Spontaneous emission from a two-level atom in anisotropic one-band photonic crystals: a fractional calculus approach

TL;DR

This paper uses fractional calculus to analyze spontaneous emission in anisotropic photonic crystals, revealing how anisotropy affects atom-photon interactions, bound states, and emission dynamics near the band edge.

Contribution

It introduces a fractional calculus approach to analytically solve the kinetic equation for spontaneous emission in anisotropic photonic crystals, highlighting the impact of anisotropy on emission behavior.

Findings

Anisotropic systems exhibit unbound photon-atom states unlike isotropic ones.

The fractional calculus method provides explicit solutions for emission dynamics.

Photon density of states influences the transition from bound to unbound states.

Abstract

Spontaneous emission (SE) from a two-level atom in a photonic crystal (PC) with anisotropic one-band model is investigated using the fractional calculus.

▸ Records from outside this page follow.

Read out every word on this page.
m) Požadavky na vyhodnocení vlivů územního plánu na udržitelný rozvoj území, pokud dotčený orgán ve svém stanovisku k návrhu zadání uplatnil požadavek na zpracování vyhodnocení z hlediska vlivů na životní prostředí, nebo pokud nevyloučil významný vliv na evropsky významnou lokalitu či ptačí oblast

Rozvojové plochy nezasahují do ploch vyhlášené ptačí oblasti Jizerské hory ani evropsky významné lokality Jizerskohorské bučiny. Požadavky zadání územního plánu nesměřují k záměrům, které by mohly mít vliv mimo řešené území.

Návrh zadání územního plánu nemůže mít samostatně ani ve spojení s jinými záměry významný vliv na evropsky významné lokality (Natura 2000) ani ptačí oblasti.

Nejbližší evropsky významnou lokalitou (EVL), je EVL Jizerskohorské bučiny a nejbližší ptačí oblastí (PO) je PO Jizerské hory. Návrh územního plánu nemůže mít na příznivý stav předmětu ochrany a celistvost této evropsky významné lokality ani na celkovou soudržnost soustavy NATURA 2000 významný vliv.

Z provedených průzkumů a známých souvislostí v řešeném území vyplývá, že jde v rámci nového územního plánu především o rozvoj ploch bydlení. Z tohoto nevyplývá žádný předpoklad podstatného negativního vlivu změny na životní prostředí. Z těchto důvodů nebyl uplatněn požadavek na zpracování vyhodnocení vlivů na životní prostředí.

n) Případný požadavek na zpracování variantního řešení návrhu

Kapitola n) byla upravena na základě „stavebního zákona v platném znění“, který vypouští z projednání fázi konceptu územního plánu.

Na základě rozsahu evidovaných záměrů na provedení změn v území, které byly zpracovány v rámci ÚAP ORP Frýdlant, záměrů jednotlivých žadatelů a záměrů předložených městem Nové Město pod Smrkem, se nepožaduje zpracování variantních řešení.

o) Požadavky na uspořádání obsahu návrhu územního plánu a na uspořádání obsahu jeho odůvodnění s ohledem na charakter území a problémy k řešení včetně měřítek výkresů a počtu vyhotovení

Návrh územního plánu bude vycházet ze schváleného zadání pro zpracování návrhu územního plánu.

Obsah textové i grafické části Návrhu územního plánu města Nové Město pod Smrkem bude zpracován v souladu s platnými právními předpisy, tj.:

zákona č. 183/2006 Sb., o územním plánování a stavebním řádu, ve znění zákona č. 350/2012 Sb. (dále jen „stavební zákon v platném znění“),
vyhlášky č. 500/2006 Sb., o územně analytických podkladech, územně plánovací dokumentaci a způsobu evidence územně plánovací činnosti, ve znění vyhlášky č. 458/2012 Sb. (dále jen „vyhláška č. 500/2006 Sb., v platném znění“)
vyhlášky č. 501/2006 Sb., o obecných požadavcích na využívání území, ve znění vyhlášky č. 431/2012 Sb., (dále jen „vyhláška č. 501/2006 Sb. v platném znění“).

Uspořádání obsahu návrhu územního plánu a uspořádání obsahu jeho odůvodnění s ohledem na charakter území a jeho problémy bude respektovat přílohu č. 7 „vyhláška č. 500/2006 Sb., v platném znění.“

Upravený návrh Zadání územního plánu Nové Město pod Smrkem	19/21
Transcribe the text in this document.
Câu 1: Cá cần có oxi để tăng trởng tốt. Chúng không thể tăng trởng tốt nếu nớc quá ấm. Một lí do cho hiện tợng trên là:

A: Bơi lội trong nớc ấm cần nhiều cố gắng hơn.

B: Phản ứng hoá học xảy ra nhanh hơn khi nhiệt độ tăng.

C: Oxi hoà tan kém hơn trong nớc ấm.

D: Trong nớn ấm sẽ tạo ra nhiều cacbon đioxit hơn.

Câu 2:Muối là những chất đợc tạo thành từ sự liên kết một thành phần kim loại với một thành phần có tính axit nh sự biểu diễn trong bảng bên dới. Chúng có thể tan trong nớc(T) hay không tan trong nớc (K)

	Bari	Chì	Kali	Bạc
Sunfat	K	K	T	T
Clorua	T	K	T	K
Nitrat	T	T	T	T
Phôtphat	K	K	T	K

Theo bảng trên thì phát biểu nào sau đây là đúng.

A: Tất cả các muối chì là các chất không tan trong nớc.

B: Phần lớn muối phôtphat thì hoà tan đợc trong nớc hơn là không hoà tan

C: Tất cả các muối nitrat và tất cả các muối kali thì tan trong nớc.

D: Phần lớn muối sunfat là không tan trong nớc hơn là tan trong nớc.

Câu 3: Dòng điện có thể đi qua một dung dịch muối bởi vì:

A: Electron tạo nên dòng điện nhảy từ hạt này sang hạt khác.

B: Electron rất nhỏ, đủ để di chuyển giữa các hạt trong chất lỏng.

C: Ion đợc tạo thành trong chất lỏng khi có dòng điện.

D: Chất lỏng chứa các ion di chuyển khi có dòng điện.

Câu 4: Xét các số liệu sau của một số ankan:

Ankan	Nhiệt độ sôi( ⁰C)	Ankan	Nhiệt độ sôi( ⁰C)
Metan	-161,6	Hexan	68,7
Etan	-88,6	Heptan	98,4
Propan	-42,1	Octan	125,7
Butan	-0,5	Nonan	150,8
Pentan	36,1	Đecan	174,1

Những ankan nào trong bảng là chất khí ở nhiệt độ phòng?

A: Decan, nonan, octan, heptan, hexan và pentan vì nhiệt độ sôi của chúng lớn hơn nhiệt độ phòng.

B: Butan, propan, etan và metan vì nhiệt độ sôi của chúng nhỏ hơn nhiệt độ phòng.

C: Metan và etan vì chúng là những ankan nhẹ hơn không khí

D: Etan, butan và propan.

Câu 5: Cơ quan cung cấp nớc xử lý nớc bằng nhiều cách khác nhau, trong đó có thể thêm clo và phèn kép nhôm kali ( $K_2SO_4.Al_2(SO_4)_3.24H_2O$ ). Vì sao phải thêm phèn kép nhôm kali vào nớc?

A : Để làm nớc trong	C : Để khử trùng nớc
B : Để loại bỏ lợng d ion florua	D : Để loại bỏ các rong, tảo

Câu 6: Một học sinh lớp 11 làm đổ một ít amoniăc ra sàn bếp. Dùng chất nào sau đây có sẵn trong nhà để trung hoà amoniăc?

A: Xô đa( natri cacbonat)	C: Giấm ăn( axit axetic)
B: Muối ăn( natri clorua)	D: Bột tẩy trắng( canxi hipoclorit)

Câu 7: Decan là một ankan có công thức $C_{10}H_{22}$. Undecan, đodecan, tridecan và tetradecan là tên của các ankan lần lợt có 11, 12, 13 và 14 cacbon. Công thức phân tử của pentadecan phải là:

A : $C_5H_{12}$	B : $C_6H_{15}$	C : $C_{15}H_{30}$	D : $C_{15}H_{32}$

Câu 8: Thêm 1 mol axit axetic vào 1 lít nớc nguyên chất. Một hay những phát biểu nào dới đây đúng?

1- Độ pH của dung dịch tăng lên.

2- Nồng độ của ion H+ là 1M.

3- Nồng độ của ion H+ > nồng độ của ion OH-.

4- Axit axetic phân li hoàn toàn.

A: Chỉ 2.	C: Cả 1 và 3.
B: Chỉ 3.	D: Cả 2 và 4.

Analytically solving the kinetic equation in terms of the fractional exponential function, the dynamical discrepancy of SE between the anisotropic and isotropic systems is discussed on the basis of different photon density of states (DOS) and the existence of incoherent diffusion field that becomes even more clearly as the atomic transition frequency lies close to the band edge. With the same atom-field coupling strength and detuning in the forbidden gap, the photon-atom bound states in the isotropic system turn into the unbound ones in the anisotropic system that is consistent with the experimental observation in $Phys.$ $Rev.$ $Lett.$ \textbf{96}, 243902 (2006). Dynamics along different wavevectors with various curvatures of dispersion is also addressed with the changes of the photon DOS and the appearance of the diffusion fields.